Она называлась «Большая перемена». Это был номер школьной газеты муниципальной гимназии, где мой отец преподавал физику и латынь.
— Посмотри на страницу пять, — сказал отец.
Я развернула газету на пятой странице. Там был опрос: «Кто самый нелюбимый учитель в нашей школе?» Мой отец занимал второе место. Его опередил только господин Штёвер, учитель физкультуры.
— О, — сказала я.
— Первым делом, — сказал отец, — нам нужны членские билеты.
— А что, члены уже есть? — спросила я.
— Пока нет, — сказал отец, — но завтра ты их навербуешь.
Я должна была на следующий день прийти к отцовской гимназии к концу занятий, встать с табличкой и спрашивать потенциальных фэнов, не хотят ли они стать членами фэн-клуба моего отца.
— У кого есть фэн-клуб, — сказал отец, — тот рано или поздно обретает и фэнов.
Я наделала членских билетов. В качестве образца я использовала собственный билет фэн-клуба группы PUR, на котором крупным планом было лицо Хартмута Энглера. Под ним стояло: «PUR-фэн №» — и дальше мой членский номер. Я не знала, что мне написать на папиных билетах. «Папин фэн»? «Фэн учителя физики»? Я написала просто «Фэн». Когда я распечатывала членские билеты на принтере, вырезала их и наклеивала на картон, вошла мать.

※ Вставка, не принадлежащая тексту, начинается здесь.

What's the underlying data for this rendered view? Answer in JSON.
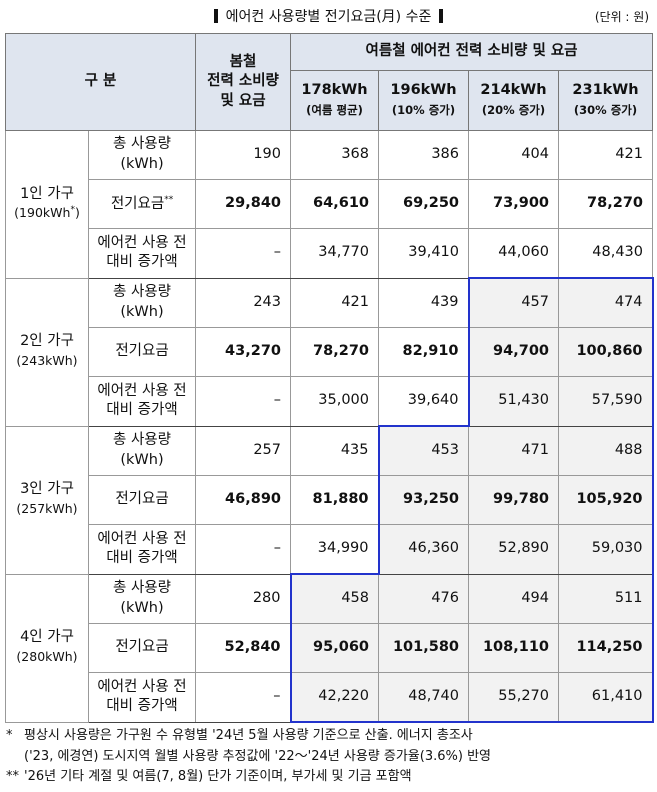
{
  "header": {
    "title": "에어컨 사용량별 전기요금(月) 수준",
    "unit": "(단위 : 원)"
  },
  "table": {
    "corner": "구 분",
    "spring": [
      "봄철",
      "전력 소비량",
      "및 요금"
    ],
    "summer": "여름철 에어컨 전력 소비량 및 요금",
    "columns": [
      {
        "kwh": "178kWh",
        "note": "(여름 평균)"
      },
      {
        "kwh": "196kWh",
        "note": "(10% 증가)"
      },
      {
        "kwh": "214kWh",
        "note": "(20% 증가)"
      },
      {
        "kwh": "231kWh",
        "note": "(30% 증가)"
      }
    ],
    "groups": [
      {
        "label": "1인 가구",
        "sub": "(190kWh",
        "sub_mark": "*",
        "sub_end": ")",
        "rows": [
          {
            "label": [
              "총 사용량",
              "(kWh)"
            ],
            "values": [
              "190",
              "368",
              "386",
              "404",
              "421"
            ]
          },
          {
            "label": [
              "전기요금"
            ],
            "mark": "**",
            "values": [
              "29,840",
              "64,610",
              "69,250",
              "73,900",
              "78,270"
            ]
          },
          {
            "label": [
              "에어컨 사용 전",
              "대비 증가액"
            ],
            "values": [
              "–",
              "34,770",
              "39,410",
              "44,060",
              "48,430"
            ]
          }
        ]
      },
      {
        "label": "2인 가구",
        "sub": "(243kWh)",
        "rows": [
          {
            "label": [
              "총 사용량",
              "(kWh)"
            ],
            "values": [
              "243",
              "421",
              "439",
              "457",
              "474"
            ]
          },
          {
            "label": [
              "전기요금"
            ],
            "values": [
              "43,270",
              "78,270",
              "82,910",
              "94,700",
              "100,860"
            ]
          },
          {
            "label": [
              "에어컨 사용 전",
              "대비 증가액"
            ],
            "values": [
              "–",
              "35,000",
              "39,640",
              "51,430",
              "57,590"
            ]
          }
        ]
      },
      {
        "label": "3인 가구",
        "sub": "(257kWh)",
        "rows": [
          {
            "label": [
              "총 사용량",
              "(kWh)"
            ],
            "values": [
              "257",
              "435",
              "453",
              "471",
              "488"
            ]
          },
          {
            "label": [
              "전기요금"
            ],
            "values": [
              "46,890",
              "81,880",
              "93,250",
              "99,780",
              "105,920"
            ]
          },
          {
            "label": [
              "에어컨 사용 전",
              "대비 증가액"
            ],
            "values": [
              "–",
              "34,990",
              "46,360",
              "52,890",
              "59,030"
            ]
          }
        ]
      },
      {
        "label": "4인 가구",
        "sub": "(280kWh)",
        "rows": [
          {
            "label": [
              "총 사용량",
              "(kWh)"
            ],
            "values": [
              "280",
              "458",
              "476",
              "494",
              "511"
            ]
          },
          {
            "label": [
              "전기요금"
            ],
            "values": [
              "52,840",
              "95,060",
              "101,580",
              "108,110",
              "114,250"
            ]
          },
          {
            "label": [
              "에어컨 사용 전",
              "대비 증가액"
            ],
            "values": [
              "–",
              "42,220",
              "48,740",
              "55,270",
              "61,410"
            ]
          }
        ]
      }
    ]
  },
  "footnotes": [
    {
      "mark": "*",
      "lines": [
        "평상시 사용량은 가구원 수 유형별 '24년 5월 사용량 기준으로 산출. 에너지 총조사",
        "('23, 에경연) 도시지역 월별 사용량 추정값에 '22～'24년 사용량 증가율(3.6%) 반영"
      ]
    },
    {
      "mark": "**",
      "lines": [
        "'26년 기타 계절 및 여름(7, 8월) 단가 기준이며, 부가세 및 기금 포함액"
      ]
    }
  ]
}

— Что ты делаешь? — спросила она.
— Членские билеты для папиных фэнов, — сказала я.
— Ах, — сказала мать. — А мне сделаешь один?
Я выдала маме членский билет под номером один, а себе взяла под номером два.
На следующий день я пришла к муниципальной гимназии к концу занятий. От таблички я отказалась, мне стыдно было стоять с табличкой. Вместо неё я сунула под мышку планшетку и встала у школьной двери. На планшетке под зажимом у меня были прикреплены членские билеты и заявления на вступление. Из школы повалили ученики. Прежде чем заговорить с кем-нибудь, я присматривалась, чтобы определить, может ли он оказаться потенциальным фэном. Таких было мало. Одни были противные, другие с виду слишком тупые. Те, на ком я останавливала выбор, успевали убежать, пока я их разглядывала. Из школы выходило всё меньше учеников. Если я сейчас же ни с кем не заговорю, подумала я, то за сегодняшний день я никого не сагитирую. И только я двинулась к последнему ученику, как кто-то похлопал меня сзади по плечу.
— А ты что, тоже встречаешь здесь своего парня?